November means darker and colder nights, so time spent at the allotment needs to be productive. Take the chance on the first crisp day to clear away any remaining finished crops. Harvest winter cabbage, brussels sprouts leeks and parsnips and sow a hardy pea. Collect up any leaves around the plot and add to the compost heap or leaf mulch stack. Then let the digging of the beds begin.

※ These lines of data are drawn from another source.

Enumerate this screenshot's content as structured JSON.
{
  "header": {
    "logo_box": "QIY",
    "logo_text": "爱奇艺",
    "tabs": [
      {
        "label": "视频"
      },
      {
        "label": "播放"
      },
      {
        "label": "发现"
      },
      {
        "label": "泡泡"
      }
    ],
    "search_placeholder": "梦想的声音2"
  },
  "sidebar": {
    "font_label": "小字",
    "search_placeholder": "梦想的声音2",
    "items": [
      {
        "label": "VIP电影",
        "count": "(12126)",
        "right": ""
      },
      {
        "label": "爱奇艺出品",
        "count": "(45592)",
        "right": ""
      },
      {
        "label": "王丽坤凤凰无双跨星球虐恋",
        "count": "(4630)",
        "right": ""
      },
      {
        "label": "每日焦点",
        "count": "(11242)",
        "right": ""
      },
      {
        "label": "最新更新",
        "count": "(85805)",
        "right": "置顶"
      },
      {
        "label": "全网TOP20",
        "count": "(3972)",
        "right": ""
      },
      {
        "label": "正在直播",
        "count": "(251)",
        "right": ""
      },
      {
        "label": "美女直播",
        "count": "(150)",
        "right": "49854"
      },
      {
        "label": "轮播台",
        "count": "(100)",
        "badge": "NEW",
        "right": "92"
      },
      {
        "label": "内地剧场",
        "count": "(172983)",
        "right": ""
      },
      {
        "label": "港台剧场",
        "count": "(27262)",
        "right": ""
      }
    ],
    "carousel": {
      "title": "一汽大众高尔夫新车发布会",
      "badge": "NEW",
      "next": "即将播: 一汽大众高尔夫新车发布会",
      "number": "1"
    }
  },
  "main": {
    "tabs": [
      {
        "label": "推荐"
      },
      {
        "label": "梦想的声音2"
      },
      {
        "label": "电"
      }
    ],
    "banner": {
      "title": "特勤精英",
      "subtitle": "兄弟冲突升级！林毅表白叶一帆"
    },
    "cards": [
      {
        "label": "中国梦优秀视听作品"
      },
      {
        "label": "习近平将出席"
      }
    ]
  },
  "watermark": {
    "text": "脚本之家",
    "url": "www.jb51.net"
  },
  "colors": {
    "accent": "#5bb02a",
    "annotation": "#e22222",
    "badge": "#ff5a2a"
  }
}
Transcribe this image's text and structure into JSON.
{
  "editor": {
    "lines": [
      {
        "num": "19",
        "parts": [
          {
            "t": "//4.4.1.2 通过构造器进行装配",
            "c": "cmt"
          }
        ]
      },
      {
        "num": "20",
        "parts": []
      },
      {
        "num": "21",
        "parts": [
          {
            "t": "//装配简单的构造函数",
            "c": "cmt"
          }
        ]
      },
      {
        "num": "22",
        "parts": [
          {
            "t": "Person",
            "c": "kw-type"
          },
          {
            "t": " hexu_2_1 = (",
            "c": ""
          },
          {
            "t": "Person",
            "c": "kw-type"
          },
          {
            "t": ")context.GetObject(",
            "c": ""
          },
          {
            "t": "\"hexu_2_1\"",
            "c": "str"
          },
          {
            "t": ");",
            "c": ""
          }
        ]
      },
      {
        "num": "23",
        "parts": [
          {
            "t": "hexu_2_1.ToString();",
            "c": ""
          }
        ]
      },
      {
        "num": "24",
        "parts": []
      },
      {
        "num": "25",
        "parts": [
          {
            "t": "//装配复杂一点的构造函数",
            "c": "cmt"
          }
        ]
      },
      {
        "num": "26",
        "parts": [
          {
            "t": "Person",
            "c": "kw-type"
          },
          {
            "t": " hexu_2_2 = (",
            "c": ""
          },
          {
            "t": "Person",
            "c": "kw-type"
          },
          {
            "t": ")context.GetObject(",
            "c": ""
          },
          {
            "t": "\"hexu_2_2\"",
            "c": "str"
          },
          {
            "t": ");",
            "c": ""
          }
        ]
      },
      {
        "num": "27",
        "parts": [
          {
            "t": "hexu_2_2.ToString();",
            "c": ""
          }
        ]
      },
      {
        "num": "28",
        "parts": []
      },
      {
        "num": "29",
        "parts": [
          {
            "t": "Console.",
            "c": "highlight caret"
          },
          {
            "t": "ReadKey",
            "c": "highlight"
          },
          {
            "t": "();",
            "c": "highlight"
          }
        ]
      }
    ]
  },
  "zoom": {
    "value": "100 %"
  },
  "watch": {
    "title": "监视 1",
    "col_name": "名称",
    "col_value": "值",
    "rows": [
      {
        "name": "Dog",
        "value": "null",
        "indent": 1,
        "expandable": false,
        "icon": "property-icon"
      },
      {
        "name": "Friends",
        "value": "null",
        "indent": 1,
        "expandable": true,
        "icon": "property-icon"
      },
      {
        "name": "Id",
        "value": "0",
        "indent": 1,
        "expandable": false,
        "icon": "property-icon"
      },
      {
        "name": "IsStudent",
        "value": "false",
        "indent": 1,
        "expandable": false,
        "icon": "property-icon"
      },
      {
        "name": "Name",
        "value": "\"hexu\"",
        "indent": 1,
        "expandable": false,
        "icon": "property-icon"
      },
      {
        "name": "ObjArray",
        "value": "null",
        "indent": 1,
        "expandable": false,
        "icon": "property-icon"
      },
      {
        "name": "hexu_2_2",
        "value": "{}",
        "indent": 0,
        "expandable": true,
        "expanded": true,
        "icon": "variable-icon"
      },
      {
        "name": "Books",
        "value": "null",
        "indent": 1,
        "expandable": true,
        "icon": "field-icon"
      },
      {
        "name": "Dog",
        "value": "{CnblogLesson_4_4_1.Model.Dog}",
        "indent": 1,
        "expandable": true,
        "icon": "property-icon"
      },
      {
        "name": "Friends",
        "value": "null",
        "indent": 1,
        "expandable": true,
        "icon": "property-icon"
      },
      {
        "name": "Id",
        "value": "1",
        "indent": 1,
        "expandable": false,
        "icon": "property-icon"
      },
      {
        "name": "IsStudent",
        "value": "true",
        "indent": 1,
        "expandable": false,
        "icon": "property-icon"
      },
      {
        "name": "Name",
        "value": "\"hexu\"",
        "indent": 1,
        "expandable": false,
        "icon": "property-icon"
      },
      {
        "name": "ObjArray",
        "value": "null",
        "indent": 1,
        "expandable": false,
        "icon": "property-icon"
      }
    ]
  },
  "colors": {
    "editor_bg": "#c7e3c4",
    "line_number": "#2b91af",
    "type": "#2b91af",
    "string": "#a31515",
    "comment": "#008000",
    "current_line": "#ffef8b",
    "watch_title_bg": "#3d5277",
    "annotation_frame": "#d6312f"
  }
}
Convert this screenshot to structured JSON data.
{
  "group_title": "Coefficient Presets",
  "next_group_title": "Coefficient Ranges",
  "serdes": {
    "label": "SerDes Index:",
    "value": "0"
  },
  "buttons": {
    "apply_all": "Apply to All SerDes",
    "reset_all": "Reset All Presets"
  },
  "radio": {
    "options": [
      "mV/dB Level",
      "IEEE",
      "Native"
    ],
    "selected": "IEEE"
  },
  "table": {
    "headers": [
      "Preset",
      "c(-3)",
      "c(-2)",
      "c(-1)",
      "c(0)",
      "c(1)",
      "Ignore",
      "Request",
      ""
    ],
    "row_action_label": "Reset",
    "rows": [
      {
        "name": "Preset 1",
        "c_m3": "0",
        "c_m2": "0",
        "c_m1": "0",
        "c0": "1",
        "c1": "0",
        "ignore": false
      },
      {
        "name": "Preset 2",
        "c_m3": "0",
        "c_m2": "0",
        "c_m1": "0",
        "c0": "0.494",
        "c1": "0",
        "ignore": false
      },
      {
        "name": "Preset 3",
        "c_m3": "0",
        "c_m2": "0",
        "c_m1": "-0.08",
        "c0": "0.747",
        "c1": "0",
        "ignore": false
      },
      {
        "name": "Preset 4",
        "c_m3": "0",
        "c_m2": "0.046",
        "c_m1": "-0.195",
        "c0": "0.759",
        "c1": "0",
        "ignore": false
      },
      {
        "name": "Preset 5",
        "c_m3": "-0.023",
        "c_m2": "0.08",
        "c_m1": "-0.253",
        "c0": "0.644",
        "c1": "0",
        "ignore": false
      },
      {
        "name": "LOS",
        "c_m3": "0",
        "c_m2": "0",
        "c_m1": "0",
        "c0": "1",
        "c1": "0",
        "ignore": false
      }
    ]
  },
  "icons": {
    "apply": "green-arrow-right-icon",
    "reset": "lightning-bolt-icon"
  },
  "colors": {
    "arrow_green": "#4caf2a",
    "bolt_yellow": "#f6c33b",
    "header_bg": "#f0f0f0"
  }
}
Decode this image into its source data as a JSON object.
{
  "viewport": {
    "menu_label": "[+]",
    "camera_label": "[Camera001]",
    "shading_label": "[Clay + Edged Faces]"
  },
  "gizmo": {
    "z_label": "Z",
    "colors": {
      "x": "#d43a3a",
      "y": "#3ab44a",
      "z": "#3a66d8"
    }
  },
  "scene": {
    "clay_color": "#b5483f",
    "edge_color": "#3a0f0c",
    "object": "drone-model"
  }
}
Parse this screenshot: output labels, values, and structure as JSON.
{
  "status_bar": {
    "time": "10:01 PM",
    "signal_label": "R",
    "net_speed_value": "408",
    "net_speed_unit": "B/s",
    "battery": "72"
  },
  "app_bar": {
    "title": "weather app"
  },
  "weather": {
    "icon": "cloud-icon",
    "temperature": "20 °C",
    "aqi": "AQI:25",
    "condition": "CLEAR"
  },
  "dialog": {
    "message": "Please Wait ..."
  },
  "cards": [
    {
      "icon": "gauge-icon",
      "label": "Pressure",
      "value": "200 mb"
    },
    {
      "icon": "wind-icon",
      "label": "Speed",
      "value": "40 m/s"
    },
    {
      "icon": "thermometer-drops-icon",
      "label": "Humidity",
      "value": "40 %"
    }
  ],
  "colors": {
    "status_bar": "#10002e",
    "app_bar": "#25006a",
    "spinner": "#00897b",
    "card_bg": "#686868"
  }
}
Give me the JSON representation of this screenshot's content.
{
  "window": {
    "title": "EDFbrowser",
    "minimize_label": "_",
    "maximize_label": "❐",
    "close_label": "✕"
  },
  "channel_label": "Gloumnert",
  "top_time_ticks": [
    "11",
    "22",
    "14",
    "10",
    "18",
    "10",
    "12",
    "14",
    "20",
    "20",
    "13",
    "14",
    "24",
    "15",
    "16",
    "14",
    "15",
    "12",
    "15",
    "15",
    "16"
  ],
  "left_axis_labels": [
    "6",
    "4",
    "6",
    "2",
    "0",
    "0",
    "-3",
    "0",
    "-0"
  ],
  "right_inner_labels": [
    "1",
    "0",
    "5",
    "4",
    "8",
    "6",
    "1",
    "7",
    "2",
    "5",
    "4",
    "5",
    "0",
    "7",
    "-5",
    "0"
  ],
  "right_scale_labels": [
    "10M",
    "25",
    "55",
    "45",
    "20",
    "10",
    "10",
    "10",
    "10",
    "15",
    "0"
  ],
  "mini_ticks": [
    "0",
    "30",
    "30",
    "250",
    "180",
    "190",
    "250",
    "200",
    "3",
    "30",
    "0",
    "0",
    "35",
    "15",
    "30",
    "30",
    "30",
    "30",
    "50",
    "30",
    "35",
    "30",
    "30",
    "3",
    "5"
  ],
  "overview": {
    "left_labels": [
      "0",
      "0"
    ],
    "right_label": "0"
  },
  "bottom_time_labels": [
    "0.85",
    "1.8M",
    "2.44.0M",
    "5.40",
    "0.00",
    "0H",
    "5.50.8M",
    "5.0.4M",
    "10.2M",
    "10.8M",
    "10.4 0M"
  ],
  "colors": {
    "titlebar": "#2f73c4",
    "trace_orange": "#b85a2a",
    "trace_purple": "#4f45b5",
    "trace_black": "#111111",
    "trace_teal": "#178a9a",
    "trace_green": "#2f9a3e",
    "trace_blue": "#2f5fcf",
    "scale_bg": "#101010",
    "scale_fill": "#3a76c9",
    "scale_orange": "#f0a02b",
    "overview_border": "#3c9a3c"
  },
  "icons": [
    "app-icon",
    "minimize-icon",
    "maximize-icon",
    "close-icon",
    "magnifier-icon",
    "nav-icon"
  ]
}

December is typically the month we spend extra time with friends and family, celebrating, drinking and eating. Owning an allotment gives you the perfect chance to gift any of your harvest to loved ones or, to savour all your hard work at the dinner table on Christmas Day. Take the opportunity to potter at the allotment, check tools and carry out any maintenance or repairs, ensure your store is rodent free and order any seeds for next years crops.

Composting

Over the year you will want to ensure what waste you create goes back into the allotment and aids all your hard work. It is best to segment your compost area into three bins, bin one, bin two and bin three. It’s easy to make these with wooden pallets. Once bin one is full you will need to turn it into bin two, rotating the contents of the bins allows it all to break down and for any worms to do their job, you can help this by covering the bin up with a plastic sheet. You will then begin to fill bin one up again. As you have probably guessed by now, bin two then gets turned into bin three and bin one into bin two. This will then provide you with some great compost to use on your plot which is thoroughly rewarding. Ensure your bins get a good mix of leaves, grass clippings, and other debris generated but try to avoid anything too woody and most definitely no weeds such as docks, stinging nettles or ground elder.

An allotment is a year-round job, which takes a great deal of commitment and care, however, it is also extremely rewarding too with lots to learn along the way.